2. The computer system according to claim 1, wherein:

each node is configured to control information interaction between nodes of the computer system through the first interconnection structure and the second interconnection structure.

3. The computer system according to claim 1, wherein n is 2, two first node controllers of two nodes in each node group are directly connected to form a first line interconnection structure, and two second node controllers of two nodes in each node group are directly connected into a second line interconnection structure.

4. The computer system according to claim 1, wherein n is greater than or equal to 3, two first node controllers of every two neighboring nodes in each node group are directly connected to form a first n-sided polygon interconnection structure, and two second node controllers of every two neighboring nodes in each node group are directly connected to form a second n-sided polygon interconnection structure.

5. The computer system according to claim 4, wherein n is 4, two first node controllers of every two neighboring nodes of 4 nodes are directly connected to form a first quadrangular interconnection structure, and two second node controllers of every two neighboring nodes of 4 nodes are directly connected to form a second quadrangular interconnection structure.

6. The computer system according to claim 4, wherein n is greater than or equal to 4, two first node controllers of any two nodes in each node group are directly connected to form a first n-sided cross connection structure, and two second node controllers of any two nodes in each node group are directly connected to form a second n-sided cross connection structure.

7. The computer system according to claim 6, wherein n is 4, two first node controllers of any two nodes of 4 nodes are directly connected to form a first quadrangular cross connection structure, and two second node controllers of any two nodes of 4 nodes are directly connected to form a second quadrangular cross connection structure.
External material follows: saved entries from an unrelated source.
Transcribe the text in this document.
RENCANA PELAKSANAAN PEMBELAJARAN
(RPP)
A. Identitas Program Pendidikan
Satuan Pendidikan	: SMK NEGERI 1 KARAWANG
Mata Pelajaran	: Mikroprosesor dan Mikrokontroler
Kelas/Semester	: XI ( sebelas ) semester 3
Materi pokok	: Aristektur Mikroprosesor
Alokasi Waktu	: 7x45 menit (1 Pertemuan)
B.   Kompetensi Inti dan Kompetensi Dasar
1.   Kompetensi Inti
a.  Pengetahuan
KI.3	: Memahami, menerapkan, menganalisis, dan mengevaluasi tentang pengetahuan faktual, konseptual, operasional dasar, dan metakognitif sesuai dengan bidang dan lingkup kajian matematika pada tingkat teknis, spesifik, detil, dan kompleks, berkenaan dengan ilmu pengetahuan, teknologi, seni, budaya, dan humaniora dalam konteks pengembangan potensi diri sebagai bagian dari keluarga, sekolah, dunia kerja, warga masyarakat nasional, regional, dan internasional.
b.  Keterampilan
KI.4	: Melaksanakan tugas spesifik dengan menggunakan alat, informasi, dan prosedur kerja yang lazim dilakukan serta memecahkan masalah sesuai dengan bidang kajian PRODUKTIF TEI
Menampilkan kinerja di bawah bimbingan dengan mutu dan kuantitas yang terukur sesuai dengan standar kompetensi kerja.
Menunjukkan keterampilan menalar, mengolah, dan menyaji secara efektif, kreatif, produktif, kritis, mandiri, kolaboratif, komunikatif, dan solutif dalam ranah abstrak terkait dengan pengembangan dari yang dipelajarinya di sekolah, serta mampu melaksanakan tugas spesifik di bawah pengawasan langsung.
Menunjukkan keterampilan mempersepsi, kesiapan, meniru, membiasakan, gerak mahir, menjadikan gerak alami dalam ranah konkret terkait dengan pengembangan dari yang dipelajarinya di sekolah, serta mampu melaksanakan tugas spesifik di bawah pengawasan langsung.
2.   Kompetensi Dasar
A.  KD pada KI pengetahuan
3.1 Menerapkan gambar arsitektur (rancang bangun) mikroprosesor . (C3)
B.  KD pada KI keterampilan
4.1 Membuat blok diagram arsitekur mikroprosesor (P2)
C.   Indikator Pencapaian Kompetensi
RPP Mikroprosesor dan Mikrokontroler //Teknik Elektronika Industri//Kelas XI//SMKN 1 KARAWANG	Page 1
8. The computer system according to claim 4, wherein m is greater than or equal to 2, all node groups are arranged in a stacked manner, and nodes of two neighboring node groups are correspondingly connected into a dual n-sided prism interconnection structure, wherein first node controllers of the nodes in a neighboring node group are connected in a one-to-one relationship to form a first n-sided prism interconnection structure, second node controllers of the nodes in a neighboring node group are connected in a one-to-one relationship to form a second n-sided prism interconnection structure.

9. The computer system according to claim 8, wherein m is 2 and n is 4, a first node controller of each node in a first node group is connected with a first node controller of each node in a second node group in a one-to-one relationship to form a first 4-sided prism interconnection structure, and a second node controller of each node in a first node group is connected with a second node controller of each node in a second node group in a one-to-one relationship to form a second 4-sided prism interconnection structure.
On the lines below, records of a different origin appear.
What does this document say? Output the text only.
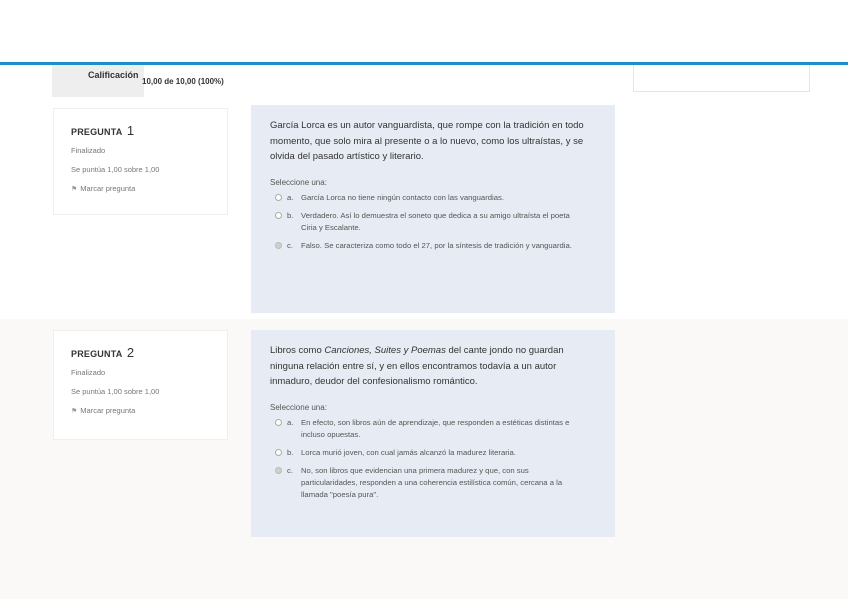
Calificación
10,00 de 10,00 (100%)
PREGUNTA 1
Finalizado
Se puntúa 1,00 sobre 1,00
⚑ Marcar pregunta
García Lorca es un autor vanguardista, que rompe con la tradición en todo momento, que solo mira al presente o a lo nuevo, como los ultraístas, y se olvida del pasado artístico y literario.
Seleccione una:
a. García Lorca no tiene ningún contacto con las vanguardias.
b. Verdadero. Así lo demuestra el soneto que dedica a su amigo ultraísta el poeta Ciria y Escalante.
c.	Falso. Se caracteriza como todo el 27, por la síntesis de tradición y vanguardia.
PREGUNTA 2
Finalizado
Se puntúa 1,00 sobre 1,00
⚑ Marcar pregunta
Libros como Canciones, Suites y Poemas del cante jondo no guardan ninguna relación entre sí, y en ellos encontramos todavía a un autor inmaduro, deudor del confesionalismo romántico.
Seleccione una:
a. En efecto, son libros aún de aprendizaje, que responden a estéticas distintas e incluso opuestas.
b. Lorca murió joven, con cual jamás alcanzó la madurez literaria.
c.	No, son libros que evidencian una primera madurez y que, con sus particularidades, responden a una coherencia estilística común, cercana a la llamada "poesía pura".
10. The computer system according to claim 1, wherein each node comprises one or more storage units, and the one or more storage units of each node are connected with the multiple CPUs of each node.
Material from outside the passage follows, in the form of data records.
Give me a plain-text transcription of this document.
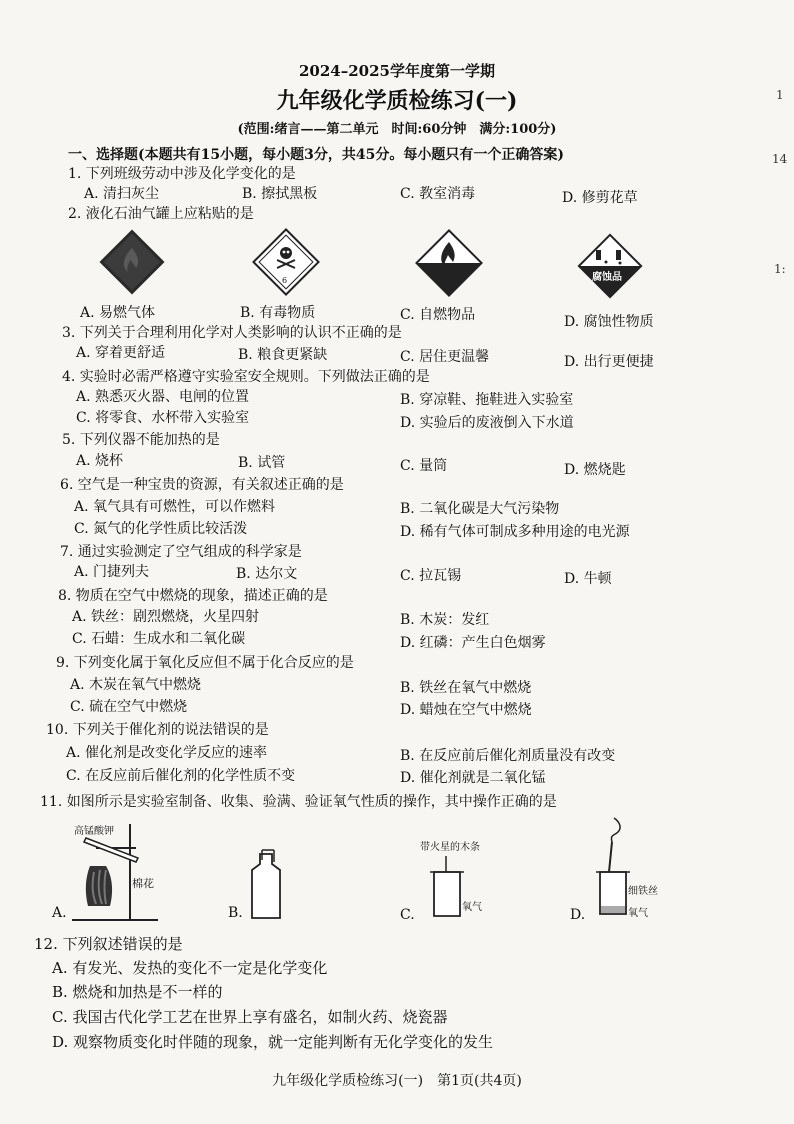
2024–2025学年度第一学期
九年级化学质检练习(一)
(范围:绪言——第二单元　时间:60分钟　满分:100分)
1
14
1:
一、选择题(本题共有15小题，每小题3分，共45分。每小题只有一个正确答案)
1. 下列班级劳动中涉及化学变化的是
A. 清扫灰尘	B. 擦拭黑板	C. 教室消毒	D. 修剪花草
2. 液化石油气罐上应粘贴的是
6	腐蚀品
A. 易燃气体	B. 有毒物质	C. 自燃物品	D. 腐蚀性物质
3. 下列关于合理利用化学对人类影响的认识不正确的是
A. 穿着更舒适	B. 粮食更紧缺	C. 居住更温馨	D. 出行更便捷
4. 实验时必需严格遵守实验室安全规则。下列做法正确的是
A. 熟悉灭火器、电闸的位置	B. 穿凉鞋、拖鞋进入实验室
C. 将零食、水杯带入实验室	D. 实验后的废液倒入下水道
5. 下列仪器不能加热的是
A. 烧杯	B. 试管	C. 量筒	D. 燃烧匙
6. 空气是一种宝贵的资源，有关叙述正确的是
A. 氧气具有可燃性，可以作燃料	B. 二氧化碳是大气污染物
C. 氮气的化学性质比较活泼	D. 稀有气体可制成多种用途的电光源
7. 通过实验测定了空气组成的科学家是
A. 门捷列夫	B. 达尔文	C. 拉瓦锡	D. 牛顿
8. 物质在空气中燃烧的现象，描述正确的是
A. 铁丝：剧烈燃烧，火星四射	B. 木炭：发红
C. 石蜡：生成水和二氧化碳	D. 红磷：产生白色烟雾
9. 下列变化属于氧化反应但不属于化合反应的是
A. 木炭在氧气中燃烧	B. 铁丝在氧气中燃烧
C. 硫在空气中燃烧	D. 蜡烛在空气中燃烧
10. 下列关于催化剂的说法错误的是
A. 催化剂是改变化学反应的速率	B. 在反应前后催化剂质量没有改变
C. 在反应前后催化剂的化学性质不变	D. 催化剂就是二氧化锰
11. 如图所示是实验室制备、收集、验满、验证氧气性质的操作，其中操作正确的是
高锰酸钾
棉花
A.	B.
带火星的木条
氧气
C.
细铁丝
氧气
D.
12. 下列叙述错误的是
A. 有发光、发热的变化不一定是化学变化
B. 燃烧和加热是不一样的
C. 我国古代化学工艺在世界上享有盛名，如制火药、烧瓷器
D. 观察物质变化时伴随的现象，就一定能判断有无化学变化的发生
九年级化学质检练习(一)　第1页(共4页)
11. The computer system according to claim 10, wherein each node comprises four CPUs, every two of the four CPUs are connected directly with each other, the four CPUs comprise two CPU groups, two CPUs in a first CPU group are connected with the first node controller, two CPUs in a second CPU group are connected with the second node controller.

12. The computer system according to claim 11, wherein each node comprises four storage units, and the four CPUs are correspondingly connected with the four storage units respectively in a one-to-one relationship.

13. The computer system according to claim 1, wherein through QPI bus connection, the first node controllers of the nodes in the computer system are interconnected, and the second node controllers of the nodes in the computer system are interconnected.

14. The computer system according to claim 13, wherein through the QPI bus connection, the first node controllers of each node in the computer system and the CPUs within a same node are connected, the second node controllers of each node in the computer system and the CPUs within a same node are connected.